Haitian immigrants and their children's lives date back decades, and with this new ruling the descendants of Haitian immigrants won't be able to register for college or renew their passports because their birth certificates are no longer valid.
Santo Dominigo, DR will audit the birth records of Haitians from June 1929 until present day, to determine who qualifies for citizenship, a ruling demanded by the court and executed by authorities. That means that the 200,000 citizens who report to have Haitian parents, according to the last census, will be cast into an ethnic and nationality limbo, as many of these Haitians identify as Dominicans, as the Dominican Republic has been their home for the entirety of their lives.
The New York Times made mention of a 27-year-old woman by the name of Ana Maria Belique, who is DR-born Haitian. She stated, "I am Dominican, I don't know Haiti. I don't have family or friends there. This is my home."
Once upon a time, those born on Dominican soil were granted citizenship. Even so, Haitian descendants often complained about discriminatory practices; and in recent decades, the children of migrants were excluded from recognition, and their parents were labeled as "in transit."
Haiti and the Dominican Republic, the neighboring countries who share one island, have a tumultuous history, which involves invasion, war, and enslavement. Haitians have historically been severely exploited, and made to clean homes and work the vast sugar plantations in the Dominican Republican. These people are often stateless and denied basic services -being that they were considered illegal. Haitians sought/seek a life in the Dominican Republic for access to medical facilities, and job opportunities, even if labor intensive.
The United Nations high commissioner for refugees ensures that this decision will deprive thousands of their nationality, and the DR-born Haitian population will be "being plunged into a constitutional, legal and administrative vacuum."
What's being called one of the "more sweeping rulings in recent years," acts to ensure that Haitians remain in remote shantytown and never rise above menial low-wage jobs, if they are not driven out of the country all together.

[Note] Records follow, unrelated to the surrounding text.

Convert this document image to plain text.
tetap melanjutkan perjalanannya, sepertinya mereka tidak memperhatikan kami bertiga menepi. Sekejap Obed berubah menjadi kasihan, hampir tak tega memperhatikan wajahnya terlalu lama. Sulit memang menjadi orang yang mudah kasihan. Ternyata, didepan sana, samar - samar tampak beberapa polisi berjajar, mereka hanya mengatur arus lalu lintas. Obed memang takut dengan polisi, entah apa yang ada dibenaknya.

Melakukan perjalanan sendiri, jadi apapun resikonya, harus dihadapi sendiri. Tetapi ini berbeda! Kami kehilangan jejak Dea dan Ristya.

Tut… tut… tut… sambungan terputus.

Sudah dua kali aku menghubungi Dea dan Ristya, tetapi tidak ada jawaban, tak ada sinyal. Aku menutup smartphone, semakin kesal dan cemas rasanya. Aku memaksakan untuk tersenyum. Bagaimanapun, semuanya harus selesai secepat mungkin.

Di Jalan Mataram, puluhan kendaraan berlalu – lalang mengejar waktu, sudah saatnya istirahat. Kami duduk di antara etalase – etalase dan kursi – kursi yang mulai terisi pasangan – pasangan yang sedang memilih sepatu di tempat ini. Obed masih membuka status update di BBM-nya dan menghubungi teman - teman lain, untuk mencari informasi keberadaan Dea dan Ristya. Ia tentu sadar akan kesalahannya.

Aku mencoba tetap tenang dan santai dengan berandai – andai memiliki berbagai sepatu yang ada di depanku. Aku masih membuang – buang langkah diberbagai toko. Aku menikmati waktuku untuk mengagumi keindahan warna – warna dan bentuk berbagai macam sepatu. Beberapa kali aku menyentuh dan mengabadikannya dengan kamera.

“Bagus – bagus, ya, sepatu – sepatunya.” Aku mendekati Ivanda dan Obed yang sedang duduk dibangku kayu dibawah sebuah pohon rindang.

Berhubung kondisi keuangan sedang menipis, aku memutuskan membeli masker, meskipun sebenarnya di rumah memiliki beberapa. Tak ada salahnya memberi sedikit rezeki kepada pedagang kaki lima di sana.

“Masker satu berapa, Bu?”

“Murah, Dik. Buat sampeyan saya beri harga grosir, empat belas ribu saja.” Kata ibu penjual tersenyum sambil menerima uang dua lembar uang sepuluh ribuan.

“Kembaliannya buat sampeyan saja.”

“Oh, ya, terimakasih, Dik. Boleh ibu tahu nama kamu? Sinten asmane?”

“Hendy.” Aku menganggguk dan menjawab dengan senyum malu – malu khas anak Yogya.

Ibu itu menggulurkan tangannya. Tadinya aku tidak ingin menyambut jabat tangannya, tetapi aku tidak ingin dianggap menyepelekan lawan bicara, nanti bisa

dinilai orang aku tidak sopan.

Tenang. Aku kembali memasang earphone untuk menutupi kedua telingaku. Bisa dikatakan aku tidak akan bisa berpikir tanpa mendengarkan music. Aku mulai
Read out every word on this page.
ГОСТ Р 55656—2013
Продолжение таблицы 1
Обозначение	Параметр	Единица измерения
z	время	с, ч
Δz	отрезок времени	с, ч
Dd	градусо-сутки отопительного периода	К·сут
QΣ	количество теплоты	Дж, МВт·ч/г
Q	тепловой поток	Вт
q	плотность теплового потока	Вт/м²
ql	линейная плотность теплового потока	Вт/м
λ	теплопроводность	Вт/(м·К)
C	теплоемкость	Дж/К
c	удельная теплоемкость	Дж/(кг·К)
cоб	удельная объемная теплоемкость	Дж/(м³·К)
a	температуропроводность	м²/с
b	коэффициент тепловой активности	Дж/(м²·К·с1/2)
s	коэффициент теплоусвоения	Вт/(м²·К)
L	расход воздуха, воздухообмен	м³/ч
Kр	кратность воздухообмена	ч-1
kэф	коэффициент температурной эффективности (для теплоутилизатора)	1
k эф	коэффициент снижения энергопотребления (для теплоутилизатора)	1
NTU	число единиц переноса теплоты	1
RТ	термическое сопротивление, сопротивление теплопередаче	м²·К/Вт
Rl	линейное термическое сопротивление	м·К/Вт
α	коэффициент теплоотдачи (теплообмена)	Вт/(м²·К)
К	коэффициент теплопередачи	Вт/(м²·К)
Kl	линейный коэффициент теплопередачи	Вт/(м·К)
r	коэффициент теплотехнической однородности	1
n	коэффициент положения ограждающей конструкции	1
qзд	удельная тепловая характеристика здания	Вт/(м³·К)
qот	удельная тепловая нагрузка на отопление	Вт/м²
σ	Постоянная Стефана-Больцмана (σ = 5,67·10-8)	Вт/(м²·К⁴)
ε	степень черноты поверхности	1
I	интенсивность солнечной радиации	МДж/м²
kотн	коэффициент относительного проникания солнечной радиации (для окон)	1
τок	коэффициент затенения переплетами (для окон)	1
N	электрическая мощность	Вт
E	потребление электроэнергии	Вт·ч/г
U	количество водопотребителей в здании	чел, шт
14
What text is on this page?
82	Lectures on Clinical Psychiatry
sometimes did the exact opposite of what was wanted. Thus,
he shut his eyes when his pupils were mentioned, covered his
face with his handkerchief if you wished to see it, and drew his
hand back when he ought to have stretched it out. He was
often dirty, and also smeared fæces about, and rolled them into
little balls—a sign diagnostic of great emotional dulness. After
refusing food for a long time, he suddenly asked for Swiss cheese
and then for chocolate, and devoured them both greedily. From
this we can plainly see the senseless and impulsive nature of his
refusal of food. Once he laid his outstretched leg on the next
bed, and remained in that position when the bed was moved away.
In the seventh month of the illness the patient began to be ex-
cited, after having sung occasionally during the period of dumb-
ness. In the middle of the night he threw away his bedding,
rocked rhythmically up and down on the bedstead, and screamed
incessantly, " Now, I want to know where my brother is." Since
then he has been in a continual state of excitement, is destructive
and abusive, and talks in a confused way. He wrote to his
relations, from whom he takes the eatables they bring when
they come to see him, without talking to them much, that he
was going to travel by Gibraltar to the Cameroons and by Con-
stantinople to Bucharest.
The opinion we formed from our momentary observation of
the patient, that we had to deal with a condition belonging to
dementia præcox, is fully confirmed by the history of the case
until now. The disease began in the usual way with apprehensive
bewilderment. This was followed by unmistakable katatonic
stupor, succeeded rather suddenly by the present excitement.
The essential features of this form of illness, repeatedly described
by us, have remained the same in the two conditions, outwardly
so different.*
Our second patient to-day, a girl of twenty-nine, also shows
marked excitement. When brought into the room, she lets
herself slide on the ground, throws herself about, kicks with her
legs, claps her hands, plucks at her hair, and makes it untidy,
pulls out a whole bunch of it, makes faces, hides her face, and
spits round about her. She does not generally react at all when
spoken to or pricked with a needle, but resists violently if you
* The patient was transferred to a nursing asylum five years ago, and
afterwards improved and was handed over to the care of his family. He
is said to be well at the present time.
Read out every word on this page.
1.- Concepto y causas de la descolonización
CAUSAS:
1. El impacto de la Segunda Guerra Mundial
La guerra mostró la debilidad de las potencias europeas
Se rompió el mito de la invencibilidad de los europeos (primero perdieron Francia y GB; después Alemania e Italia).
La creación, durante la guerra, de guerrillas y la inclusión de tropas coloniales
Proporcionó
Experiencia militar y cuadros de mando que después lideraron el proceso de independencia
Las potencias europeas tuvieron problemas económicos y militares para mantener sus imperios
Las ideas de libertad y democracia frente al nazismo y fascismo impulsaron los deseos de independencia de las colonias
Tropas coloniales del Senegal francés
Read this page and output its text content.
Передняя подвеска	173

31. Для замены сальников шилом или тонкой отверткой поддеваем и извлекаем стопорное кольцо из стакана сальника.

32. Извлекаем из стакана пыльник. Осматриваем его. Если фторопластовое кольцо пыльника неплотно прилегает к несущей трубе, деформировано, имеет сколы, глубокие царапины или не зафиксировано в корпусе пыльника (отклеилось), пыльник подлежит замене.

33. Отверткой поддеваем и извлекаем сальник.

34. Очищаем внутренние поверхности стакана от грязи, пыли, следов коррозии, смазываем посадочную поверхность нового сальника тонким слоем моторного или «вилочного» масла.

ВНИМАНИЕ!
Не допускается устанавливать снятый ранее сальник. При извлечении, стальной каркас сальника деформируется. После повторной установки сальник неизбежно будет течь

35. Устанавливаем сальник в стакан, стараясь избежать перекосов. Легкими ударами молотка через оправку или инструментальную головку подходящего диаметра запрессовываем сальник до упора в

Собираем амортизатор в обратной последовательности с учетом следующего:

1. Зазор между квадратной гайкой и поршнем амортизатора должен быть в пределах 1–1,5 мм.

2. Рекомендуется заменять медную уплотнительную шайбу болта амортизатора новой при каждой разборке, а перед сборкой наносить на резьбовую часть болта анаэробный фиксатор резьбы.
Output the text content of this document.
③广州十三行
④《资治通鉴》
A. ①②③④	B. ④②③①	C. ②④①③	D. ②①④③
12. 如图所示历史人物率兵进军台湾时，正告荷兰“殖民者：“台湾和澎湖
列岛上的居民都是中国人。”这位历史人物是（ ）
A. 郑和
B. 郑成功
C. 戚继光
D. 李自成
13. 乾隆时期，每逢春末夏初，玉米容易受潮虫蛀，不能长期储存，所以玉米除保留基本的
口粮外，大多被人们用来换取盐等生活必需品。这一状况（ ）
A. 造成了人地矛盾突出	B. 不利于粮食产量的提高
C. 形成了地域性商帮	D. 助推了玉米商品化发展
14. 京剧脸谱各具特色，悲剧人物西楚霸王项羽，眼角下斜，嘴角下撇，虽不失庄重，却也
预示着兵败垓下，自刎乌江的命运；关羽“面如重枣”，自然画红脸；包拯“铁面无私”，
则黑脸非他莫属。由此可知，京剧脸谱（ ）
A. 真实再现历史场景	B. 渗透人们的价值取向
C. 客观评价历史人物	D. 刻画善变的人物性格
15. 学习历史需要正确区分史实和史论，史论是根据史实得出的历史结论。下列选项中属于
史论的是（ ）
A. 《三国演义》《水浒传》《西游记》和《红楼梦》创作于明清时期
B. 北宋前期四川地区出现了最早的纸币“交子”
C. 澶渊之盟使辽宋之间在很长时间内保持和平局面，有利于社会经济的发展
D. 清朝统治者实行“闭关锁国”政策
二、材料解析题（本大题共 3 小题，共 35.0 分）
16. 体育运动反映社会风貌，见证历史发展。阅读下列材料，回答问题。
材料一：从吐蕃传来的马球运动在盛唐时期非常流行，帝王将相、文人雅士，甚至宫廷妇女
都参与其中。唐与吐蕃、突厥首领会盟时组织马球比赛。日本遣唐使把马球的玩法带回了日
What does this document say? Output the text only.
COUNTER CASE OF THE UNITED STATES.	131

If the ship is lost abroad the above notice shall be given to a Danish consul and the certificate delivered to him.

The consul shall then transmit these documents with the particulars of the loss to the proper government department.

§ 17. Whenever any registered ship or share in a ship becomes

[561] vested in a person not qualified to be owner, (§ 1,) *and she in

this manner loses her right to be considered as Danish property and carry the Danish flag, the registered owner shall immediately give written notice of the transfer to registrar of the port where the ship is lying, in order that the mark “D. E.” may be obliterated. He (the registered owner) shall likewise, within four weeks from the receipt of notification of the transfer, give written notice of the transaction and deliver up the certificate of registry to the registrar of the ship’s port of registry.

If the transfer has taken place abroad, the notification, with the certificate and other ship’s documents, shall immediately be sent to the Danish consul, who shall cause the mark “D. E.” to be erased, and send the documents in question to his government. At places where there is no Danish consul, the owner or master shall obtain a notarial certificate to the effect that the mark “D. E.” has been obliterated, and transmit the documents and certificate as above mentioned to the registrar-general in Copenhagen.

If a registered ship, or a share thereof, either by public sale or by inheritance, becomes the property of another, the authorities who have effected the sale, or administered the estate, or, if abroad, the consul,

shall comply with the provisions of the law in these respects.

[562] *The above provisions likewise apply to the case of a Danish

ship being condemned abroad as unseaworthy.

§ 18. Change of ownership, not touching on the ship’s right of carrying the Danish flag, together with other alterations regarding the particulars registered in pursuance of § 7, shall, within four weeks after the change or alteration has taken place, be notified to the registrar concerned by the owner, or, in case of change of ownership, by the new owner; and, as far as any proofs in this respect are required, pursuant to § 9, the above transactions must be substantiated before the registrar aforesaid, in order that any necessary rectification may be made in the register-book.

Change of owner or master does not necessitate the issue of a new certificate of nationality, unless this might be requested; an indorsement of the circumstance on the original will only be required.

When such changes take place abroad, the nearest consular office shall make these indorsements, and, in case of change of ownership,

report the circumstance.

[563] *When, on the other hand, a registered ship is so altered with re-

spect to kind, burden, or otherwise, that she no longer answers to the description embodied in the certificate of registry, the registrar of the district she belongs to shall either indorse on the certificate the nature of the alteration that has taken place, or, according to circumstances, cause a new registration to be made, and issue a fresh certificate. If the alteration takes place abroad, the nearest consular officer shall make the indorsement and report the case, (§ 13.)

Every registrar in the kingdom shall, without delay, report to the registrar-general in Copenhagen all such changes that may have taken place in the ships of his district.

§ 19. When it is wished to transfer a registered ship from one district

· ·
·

Legal experts call this action a violation of legal principles, by "retroactively applying the standard of established." The archbishop of Santo Domingo, Cardinal Nicholas de Jesus Lopez Rodriquez, called the ruling just and said "international organizations don't rule here... No country, not the United States, no France, nobody. Here, we are in charge."
Several top officials in DR have met this week to determine how the ruling will be carryout, and the ruling cannot be appealed.